The aesthetic is the glum, muted one of Singer’s first few X-Men films, but on a TV budget: instead of 20-foot-tall robot Sentinels designed to kill mutants, there’s a government mutant-hunting agency called Sentinel Services, represented by Burn Notice vet Coby Bell’s Jace Turner. Even with Singer behind the camera, it doesn’t look that much different from what the Syfy version of it would be if shot in Vancouver with lesser-known actors than Moyer and Acker.
For that matter, casting two fan favorites (Moyer from True Blood, Acker from… well, everything, but most notably Angel and Person of Interest) as the concerned parents on a show where everyone else has powers and gets to do badass things seems a poor use of resources. I imagine we’ll eventually get to see Caitlin toting guns or using martial arts or in some other way playing fierce mama bear, but the focus is on her kids, and on the mutant Underground Railroad, and the most interesting performance from either group comes from Bunheads alum Dumont, who carries herself like someone who has been fundamentally changed in ways that go beyond having magnetic powers, but whom the pilot largely sidelines.

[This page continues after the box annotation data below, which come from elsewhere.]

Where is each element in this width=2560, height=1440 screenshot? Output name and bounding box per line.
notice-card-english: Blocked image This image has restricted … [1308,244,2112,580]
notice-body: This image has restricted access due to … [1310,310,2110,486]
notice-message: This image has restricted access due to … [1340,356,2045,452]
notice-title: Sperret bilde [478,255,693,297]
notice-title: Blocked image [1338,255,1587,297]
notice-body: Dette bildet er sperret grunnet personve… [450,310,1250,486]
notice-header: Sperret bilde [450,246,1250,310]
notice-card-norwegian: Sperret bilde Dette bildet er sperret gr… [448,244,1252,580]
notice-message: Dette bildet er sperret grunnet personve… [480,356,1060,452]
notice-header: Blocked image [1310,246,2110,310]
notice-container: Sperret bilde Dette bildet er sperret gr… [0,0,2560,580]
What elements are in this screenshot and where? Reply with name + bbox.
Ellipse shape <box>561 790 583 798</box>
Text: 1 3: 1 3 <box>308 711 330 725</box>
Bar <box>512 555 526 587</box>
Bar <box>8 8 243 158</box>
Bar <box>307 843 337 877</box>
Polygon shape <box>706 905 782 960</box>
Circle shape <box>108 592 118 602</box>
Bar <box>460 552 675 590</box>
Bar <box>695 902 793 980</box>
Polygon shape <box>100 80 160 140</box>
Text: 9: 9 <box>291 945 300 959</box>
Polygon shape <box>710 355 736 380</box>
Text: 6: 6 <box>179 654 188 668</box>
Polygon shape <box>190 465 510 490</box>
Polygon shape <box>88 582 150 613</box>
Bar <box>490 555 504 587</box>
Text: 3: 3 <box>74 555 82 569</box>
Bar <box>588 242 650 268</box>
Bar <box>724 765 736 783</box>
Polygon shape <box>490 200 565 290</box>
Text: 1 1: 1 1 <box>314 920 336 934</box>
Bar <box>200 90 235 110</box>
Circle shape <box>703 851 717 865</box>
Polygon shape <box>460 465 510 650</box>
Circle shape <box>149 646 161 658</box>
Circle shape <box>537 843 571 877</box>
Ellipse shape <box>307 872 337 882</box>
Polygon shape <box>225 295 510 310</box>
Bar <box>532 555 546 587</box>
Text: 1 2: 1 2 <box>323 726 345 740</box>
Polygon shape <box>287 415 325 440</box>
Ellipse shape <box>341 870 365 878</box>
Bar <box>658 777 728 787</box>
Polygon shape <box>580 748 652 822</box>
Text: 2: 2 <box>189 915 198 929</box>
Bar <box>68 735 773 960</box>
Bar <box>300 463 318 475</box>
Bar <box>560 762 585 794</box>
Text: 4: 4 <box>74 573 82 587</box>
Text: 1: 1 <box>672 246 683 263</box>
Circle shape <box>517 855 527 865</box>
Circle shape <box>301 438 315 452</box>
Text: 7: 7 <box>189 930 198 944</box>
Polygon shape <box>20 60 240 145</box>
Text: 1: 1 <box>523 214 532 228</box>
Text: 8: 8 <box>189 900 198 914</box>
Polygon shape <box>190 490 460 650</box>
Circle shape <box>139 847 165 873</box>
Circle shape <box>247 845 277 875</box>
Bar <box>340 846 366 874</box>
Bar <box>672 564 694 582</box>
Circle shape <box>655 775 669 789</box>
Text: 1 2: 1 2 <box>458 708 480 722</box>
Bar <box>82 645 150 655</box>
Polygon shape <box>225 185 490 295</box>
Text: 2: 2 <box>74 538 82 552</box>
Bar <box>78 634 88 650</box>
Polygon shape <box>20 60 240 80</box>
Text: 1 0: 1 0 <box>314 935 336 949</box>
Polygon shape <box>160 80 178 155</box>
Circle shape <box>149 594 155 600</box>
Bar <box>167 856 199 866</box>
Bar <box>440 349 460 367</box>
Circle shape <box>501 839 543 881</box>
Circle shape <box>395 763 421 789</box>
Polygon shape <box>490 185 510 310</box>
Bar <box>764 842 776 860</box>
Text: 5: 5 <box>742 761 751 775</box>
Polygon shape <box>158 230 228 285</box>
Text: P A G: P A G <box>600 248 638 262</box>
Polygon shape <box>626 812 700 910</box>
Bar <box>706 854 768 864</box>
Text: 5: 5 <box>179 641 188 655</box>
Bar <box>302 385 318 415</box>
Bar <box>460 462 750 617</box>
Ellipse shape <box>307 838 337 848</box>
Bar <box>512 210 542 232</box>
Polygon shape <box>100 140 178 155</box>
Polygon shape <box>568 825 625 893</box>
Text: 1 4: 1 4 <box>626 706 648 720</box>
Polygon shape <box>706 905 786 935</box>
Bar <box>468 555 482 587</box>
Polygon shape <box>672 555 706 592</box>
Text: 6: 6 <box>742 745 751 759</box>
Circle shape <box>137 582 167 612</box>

Reviewing this only a few days after Inhumans debuted has me worried that I’m lowering the bar too much, but The Gifted so far is… fine. It’s exactly what you think it’s going to be, presented competently (Nix has been working in genre TV long enough to know how to keep these things moving along), with enough good actors to be encouraging, even if most of them aren’t being used to full potential just yet. Legion, set in an even more remote corner of the X-universe, showed just how surprising and strange and memorable a show can be from related source material. The Gifted is aiming for something vastly more conventional, and doing it decently. Considering how poorly this fall’s other Marvel show turned out, I’ll take it.